Three very familiar items from this morning's depressing papers:
- Violence in schools - "Police are being called out to deal with 40 violent incidents in schools every day, prompting fresh fears over a breakdown in classroom discipline... the gang culture witnessed on many inner-city streets is spilling over into schools, with more young people bringing knives into lessons... a survey by the Association of Teachers and Lecturers found that one in 10 state school teachers has been injured by a violent pupil".
- Plague Hospitals - "Sir Richard Branson, who was recently appointed vice-president of the Patients Association, called for all hospital staff to be screened for the superbug MRSA and receive immediate treatment if infected... "There have been some improvements, but the facts speak for themselves - and the facts are still horrific. It feels like they have tinkered rather than really got to the heart of the problem. The hospitals are there to cure people. They are not there to kill people... In the airline industry if we had that kind of track record we would have been grounded years ago".
- Non-Policing - "Police are failing to investigate almost four in every ten crimes... Victims' groups have condemned this practice of 'screening out' offences - but it is alarmingly widespread. The Met, the country's largest force, decided that 51 per cent of crimes were not worth full investigations as there was little chance of catching the culprit. It said that in the 2007/8 financial year it screened out a total of 437,888 offences. These included 26,709 offences of violence, 338 sex attacks, 5,562 robberies and more than 60,000 burglaries. For burglary, the Met only investigate one in three cases reported to them. In Bedfordshire, which last year screened out 42 per cent of crimes, one in three burglaries doesn't get a full investigation."
Three dire failings right at the heart of our public services.
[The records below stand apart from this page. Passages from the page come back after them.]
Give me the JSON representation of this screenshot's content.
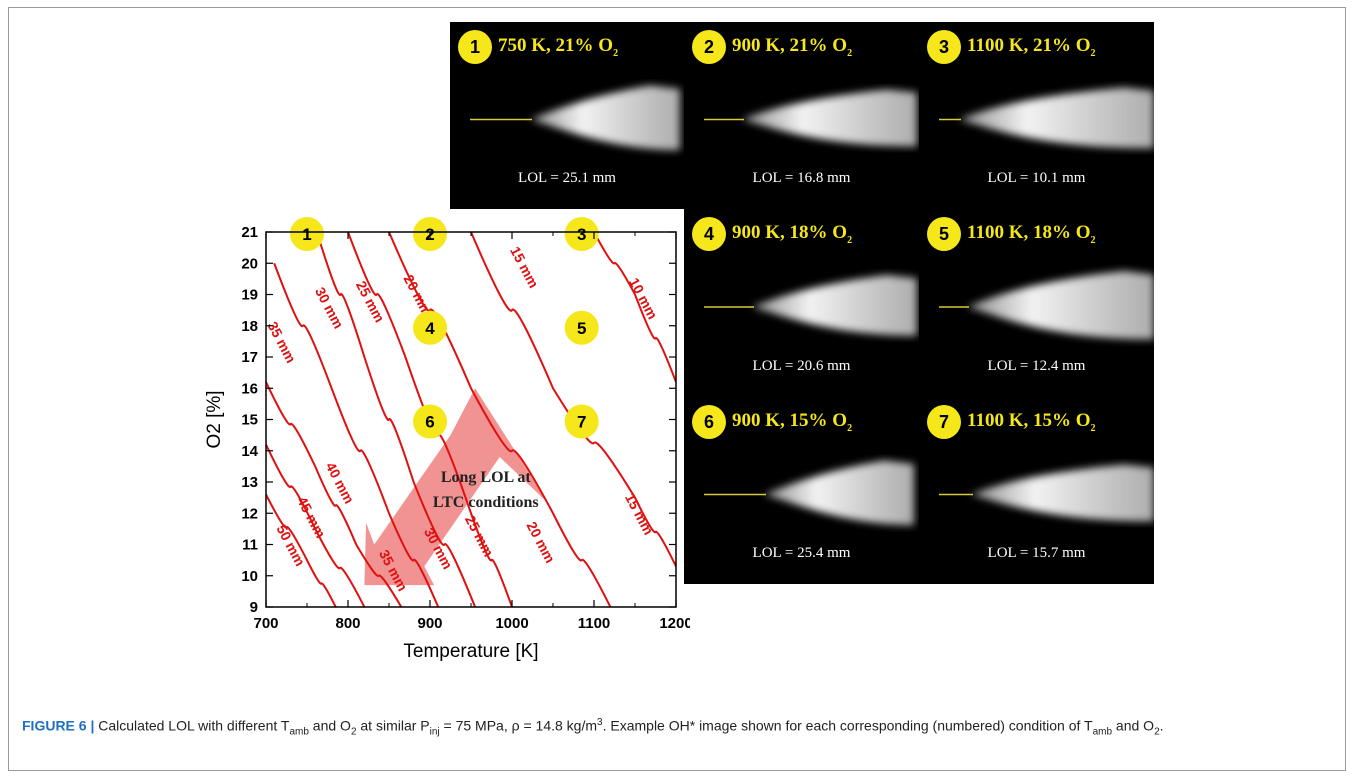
{
  "panels": [
    {
      "num": "1",
      "condition": "750 K, 21% O",
      "condition_sub": "2",
      "lol": "LOL = 25.1 mm"
    },
    {
      "num": "2",
      "condition": "900 K, 21% O",
      "condition_sub": "2",
      "lol": "LOL = 16.8 mm"
    },
    {
      "num": "3",
      "condition": "1100 K, 21% O",
      "condition_sub": "2",
      "lol": "LOL = 10.1 mm"
    },
    {
      "num": "4",
      "condition": "900 K, 18% O",
      "condition_sub": "2",
      "lol": "LOL = 20.6 mm"
    },
    {
      "num": "5",
      "condition": "1100 K, 18% O",
      "condition_sub": "2",
      "lol": "LOL = 12.4 mm"
    },
    {
      "num": "6",
      "condition": "900 K, 15% O",
      "condition_sub": "2",
      "lol": "LOL =  25.4 mm"
    },
    {
      "num": "7",
      "condition": "1100 K, 15% O",
      "condition_sub": "2",
      "lol": "LOL = 15.7 mm"
    }
  ],
  "chart_data": {
    "type": "line",
    "xlabel": "Temperature [K]",
    "ylabel": "O2 [%]",
    "xlim": [
      700,
      1200
    ],
    "ylim": [
      9,
      21
    ],
    "xticks": [
      700,
      800,
      900,
      1000,
      1100,
      1200
    ],
    "yticks": [
      9,
      10,
      11,
      12,
      13,
      14,
      15,
      16,
      17,
      18,
      19,
      20,
      21
    ],
    "series": [
      {
        "name": "10 mm",
        "points": [
          [
            1100,
            21
          ],
          [
            1150,
            19
          ],
          [
            1200,
            16.2
          ]
        ]
      },
      {
        "name": "15 mm",
        "points": [
          [
            950,
            21
          ],
          [
            1050,
            16
          ],
          [
            1150,
            12.5
          ],
          [
            1200,
            10.3
          ]
        ]
      },
      {
        "name": "20 mm",
        "points": [
          [
            850,
            21
          ],
          [
            950,
            16
          ],
          [
            1050,
            12
          ],
          [
            1120,
            9
          ]
        ]
      },
      {
        "name": "25 mm",
        "points": [
          [
            800,
            21
          ],
          [
            870,
            17
          ],
          [
            950,
            12
          ],
          [
            1000,
            9
          ]
        ]
      },
      {
        "name": "30 mm",
        "points": [
          [
            762,
            21
          ],
          [
            820,
            17
          ],
          [
            880,
            13
          ],
          [
            955,
            9
          ]
        ]
      },
      {
        "name": "35 mm",
        "points": [
          [
            710,
            20
          ],
          [
            780,
            16
          ],
          [
            850,
            12
          ],
          [
            910,
            9
          ]
        ]
      },
      {
        "name": "40 mm",
        "points": [
          [
            700,
            16.2
          ],
          [
            760,
            13.5
          ],
          [
            810,
            11
          ],
          [
            865,
            9
          ]
        ]
      },
      {
        "name": "45 mm",
        "points": [
          [
            700,
            14.2
          ],
          [
            760,
            11.5
          ],
          [
            820,
            9
          ]
        ]
      },
      {
        "name": "50 mm",
        "points": [
          [
            700,
            12.6
          ],
          [
            750,
            10.5
          ],
          [
            785,
            9
          ]
        ]
      }
    ],
    "contour_labels": [
      {
        "text": "10 mm",
        "x": 1155,
        "y": 18.8
      },
      {
        "text": "15 mm",
        "x": 1010,
        "y": 19.8
      },
      {
        "text": "20 mm",
        "x": 880,
        "y": 18.9
      },
      {
        "text": "25 mm",
        "x": 822,
        "y": 18.7
      },
      {
        "text": "30 mm",
        "x": 772,
        "y": 18.5
      },
      {
        "text": "35 mm",
        "x": 714,
        "y": 17.4
      },
      {
        "text": "15 mm",
        "x": 1150,
        "y": 11.9
      },
      {
        "text": "20 mm",
        "x": 1030,
        "y": 11.0
      },
      {
        "text": "25 mm",
        "x": 955,
        "y": 11.2
      },
      {
        "text": "30 mm",
        "x": 905,
        "y": 10.8
      },
      {
        "text": "35 mm",
        "x": 850,
        "y": 10.1
      },
      {
        "text": "40 mm",
        "x": 785,
        "y": 12.9
      },
      {
        "text": "45 mm",
        "x": 750,
        "y": 11.8
      },
      {
        "text": "50 mm",
        "x": 725,
        "y": 10.9
      }
    ],
    "markers": [
      {
        "label": "1",
        "x": 750,
        "y": 21
      },
      {
        "label": "2",
        "x": 900,
        "y": 21
      },
      {
        "label": "3",
        "x": 1085,
        "y": 21
      },
      {
        "label": "4",
        "x": 900,
        "y": 18
      },
      {
        "label": "5",
        "x": 1085,
        "y": 18
      },
      {
        "label": "6",
        "x": 900,
        "y": 15
      },
      {
        "label": "7",
        "x": 1085,
        "y": 15
      }
    ],
    "annotation": {
      "line1": "Long LOL at",
      "line2": "LTC conditions"
    },
    "contour_color": "#e01010",
    "marker_color": "#f5e71a"
  },
  "caption": {
    "figure": "FIGURE 6 |",
    "t1": " Calculated LOL with different T",
    "t1_sub": "amb",
    "t2": " and O",
    "t2_sub": "2",
    "t3": " at similar P",
    "t3_sub": "inj",
    "t4": " = 75 MPa, ρ = 14.8 kg/m",
    "t4_sup": "3",
    "t5": ". Example OH* image shown for each corresponding (numbered) condition of T",
    "t5_sub": "amb",
    "t6": " and O",
    "t6_sub": "2",
    "t7": "."
  }
}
And as regular readers will be well aware, these are failings that have been around ever since we started BOM nearly four years ago. Cost? Taken together, these three underperforming services - schools, health and police - now cost us north of £180bn pa, or £7 grand per household.
The really frustrating thing is that we know what needs to be done. Teachers need to be put back in charge of classroom discipline. Nurses need to be put back in charge of hospital hygiene. And policemen need to be put back in charge of policing. Plus of course, schools, hospitals, and police all need to be made directly accountable to their customers, not to the commissars.
The fundamental reason that Sir Dick's airline works so much better than the NHS (or Aeroflot) is because unless he delivers what the customer wants, he goes bust. Whereas our state schools, state hospitals, and state police don't. Even when their customers get so pissed off they take their biz elsewhere, they still have to pay to maintain the dysfunctional state service.
As it happens, I've just sampled the horror that is Sainsburys at Christmas. Now, there's a company that very nearly incinerated itself a few years back by getting too top-down, and losing track of customer service in the stores - our large store hit rock bottom when it literally ran out of potatoes one Xmas Eve.
But now - while by no means perfect - its stock control has definitely improved, and most impressively, you can sense a change of attitude among the staff. Today, the manager came on the tannoy and told us he hoped we were having a good experience in his store - if not, he had stationed himself at the door and he wanted to hear about it so he could put it right.
I've never heard that before, and I've never heard a store manager openly thank his staff and urge them on to greater efforts. It was an impressive testimony to the power of choice and competition*.
The Commissars mouth platitudes about customer choice, but when it comes to action, they never relinquish power. All they can ever think of is to issue more top-down directives to deal with the latest crisis headlines (eg MRSA). Even though we all know by now that top-down direction destroys initiative and customer focus at the sharp end, where it can actually make a real difference.*Footnote -please don't tell me all Sainsburys managers have been ordered to make these human face store announcements. Please don't tell me I've been scammed by some evil PR stunt. It is Christmas after all. May we wish you all a happy one.